Des recherches menées par dix associations de consommateurs soulignent l'urgence de protéger les Européens contre l'acrylamide, une substance identifiée comme pouvant provoquer le cancer, que l'on trouve dans les frites, chips et biscuits.
Frites croustillantes, chips salées, pain grillé, et même café instantané... tous ces aliments contiennent de lacrylamide, une molécule formée lors de la cuisson à haute température (120 °C) de certains sucres et acides aminés. Depuis plusieurs années déjà, ses risques cancérigènes sont largement documentés. Les Européens sont exposés à cette substance non seulement par la consommation de produits industriels, mais aussi à travers des préparations faites maison, notamment lorsque les frites sont cuites à des températures dépassant 175 °C.
Une enquête révélatrice
Dix associations de consommateurs ont réalisé une étude approfondie à l'échelle européenne, analisant près de 500 produits alimentaires. Les résultats, publiés par le Bureau européen des unions de consommateurs (Beuc) le 6 mars, sont alarmants.

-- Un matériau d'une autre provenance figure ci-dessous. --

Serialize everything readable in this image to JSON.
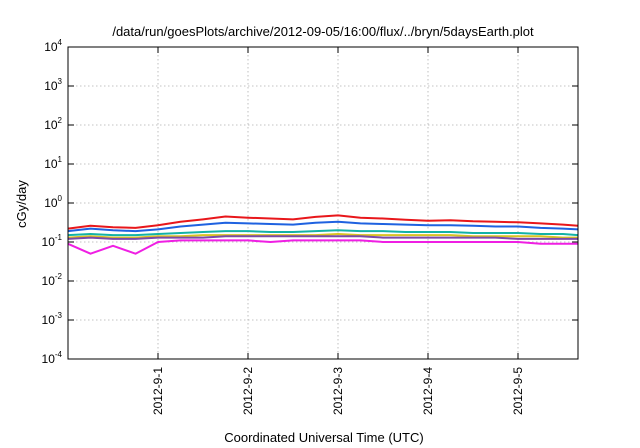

« Les biscuits et gaufrettes ordinaires sont particulièrement critiques, avec un tiers des échantillons affichant des niveaux d'acrylamide égaux ou supérieurs aux seuils de référence », notent les rédacteurs du rapport. Ces conclusions sont préoccupantes, d'autant plus que les jeunes enfants, souvent consommateurs de ces produits, sont exposés à des niveaux d'acrylamide supérieurs à ceux autorisés pour les aliments destinés aux bébés. Environ 13 % des aliments pour bébés, presque 8 % des chips, et 3 % des frites ne respectent pas les normes réglementaires.
Appel à renforcement de la réglementation
Depuis 2015, l'Autorité européenne de sécurité des aliments (Efsa) a déjà classé l'acrylamide comme un « problème de santé publique ». Depuis avril 2018, l'Union Européenne a mis en place des directives pour limiter sa présence. Ainsi, les acteurs de l'agroalimentaire, les fast-foods et restaurants doivent s'assurer que les niveaux d'acrylamide restent en dessous de seuils indicatifs. Des recommandations existent, comme l'utilisation de variétés de pommes de terre moins susceptibles de produire cette substance, un stockage adéquat et une cuisson à des températures moins élevées.
Cependant, selon les associations, cette réglementation actuelle est insuffisante. Elles appellent la Commission européenne à renforcer les réglementations existantes, en abaissant les seuils autorisés et en imposant des normes plus strictes aux fabricants.
De plus, certains produits non réglementés nécessitent une surveillance plus rigoureuse. « Les analyses révèlent que, en moyenne, les chips de carottes, betteraves ou panais - souvent perçues comme des alternatives plus saines - contiennent deux fois plus d'acrylamide que celles à base de pommes de terre », observe le Beuc.